Ions cannot passively diffuse through the gastrointestinal tract because the epithelial cell membrane is made up of a phospholipid bilayer, comprising two layers of phospholipids in which the charged hydrophilic heads face outwards and the uncharged hydrophobic fatty acid chains are in the middle of the layer. The fatty acid chains repel ionized, charged molecules. This means that the ionized molecules cannot pass through the intestinal membrane and be absorbed.

The Henderson-Hasselbalch equation offers a way to determine the proportion of a substance that is ionized at a given pH. In the stomach, drugs that are weak acids (such as aspirin) will be present mainly in their non-ionic form, and weak bases will be in their ionic form. Since non-ionic species diffuse more readily through cell membranes, weak acids will have a higher absorption in the highly acidic stomach.

However, the reverse is true in the basic environment of the intestines—weak bases (such as caffeine) will diffuse more readily since they will be non-ionic.

This aspect of absorption has been targeted by medicinal chemists.
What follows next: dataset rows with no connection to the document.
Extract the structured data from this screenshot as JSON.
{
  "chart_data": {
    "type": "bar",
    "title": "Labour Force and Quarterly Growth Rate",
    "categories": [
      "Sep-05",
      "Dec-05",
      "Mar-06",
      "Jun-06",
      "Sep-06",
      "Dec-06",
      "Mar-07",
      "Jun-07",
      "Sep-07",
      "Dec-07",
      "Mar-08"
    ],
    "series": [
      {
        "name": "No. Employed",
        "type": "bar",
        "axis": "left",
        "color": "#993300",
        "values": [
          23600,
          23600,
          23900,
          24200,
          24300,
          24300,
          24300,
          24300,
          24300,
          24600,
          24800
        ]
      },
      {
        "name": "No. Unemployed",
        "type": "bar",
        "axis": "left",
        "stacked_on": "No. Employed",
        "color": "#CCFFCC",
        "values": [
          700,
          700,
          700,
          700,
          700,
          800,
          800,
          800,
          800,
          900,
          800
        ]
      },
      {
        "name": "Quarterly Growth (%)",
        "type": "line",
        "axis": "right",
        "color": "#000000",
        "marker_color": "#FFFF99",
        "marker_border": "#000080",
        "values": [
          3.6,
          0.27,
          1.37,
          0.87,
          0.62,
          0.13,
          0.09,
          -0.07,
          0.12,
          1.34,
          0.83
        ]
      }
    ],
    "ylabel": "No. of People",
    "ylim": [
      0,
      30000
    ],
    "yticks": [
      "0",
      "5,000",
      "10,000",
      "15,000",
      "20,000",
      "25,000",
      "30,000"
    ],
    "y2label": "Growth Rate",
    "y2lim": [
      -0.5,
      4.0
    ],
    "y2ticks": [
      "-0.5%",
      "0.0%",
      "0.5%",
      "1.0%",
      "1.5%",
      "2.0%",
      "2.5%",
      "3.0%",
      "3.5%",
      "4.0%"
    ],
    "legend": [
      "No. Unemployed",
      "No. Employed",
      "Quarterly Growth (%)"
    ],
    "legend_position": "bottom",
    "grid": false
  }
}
For example, they may choose an analog that is more likely to be in a non-ionic form. Also, the chemists may develop prodrugs of a compound—these chemical variants may be more readily absorbed and then metabolized by the body into the active compound. However, changing the structure of a molecule is less predictable than altering dissolution properties, since changes in chemical structure may affect the pharmacodynamic properties of a drug.

The solubility and permeability of a drug candidate are important physicochemical properties the scientist wants to know as early as possible.

==Other factors==
Factors that affect absorption include:

- The way a drug product is designed and manufactured
- Its physical and chemical properties
- Other ingredients it contains
- The physiologic characteristics of the person taking the drug
- How the drug is stored

==Types==
Types of absorption in pharmacokinetics include the following:

- Instantaneous absorption: absorption is nearly immediate. A common example is bolus intravenous injection.
- Zero-order absorption: rate of absorption is constant. A common example is continuous intravenous infusion.
- First-order absorption: rate of absorption is proportional to the amount of drug remaining to be absorbed. Representative examples include typical cases of oral administration, subcutaneous injection, and intramuscular injection.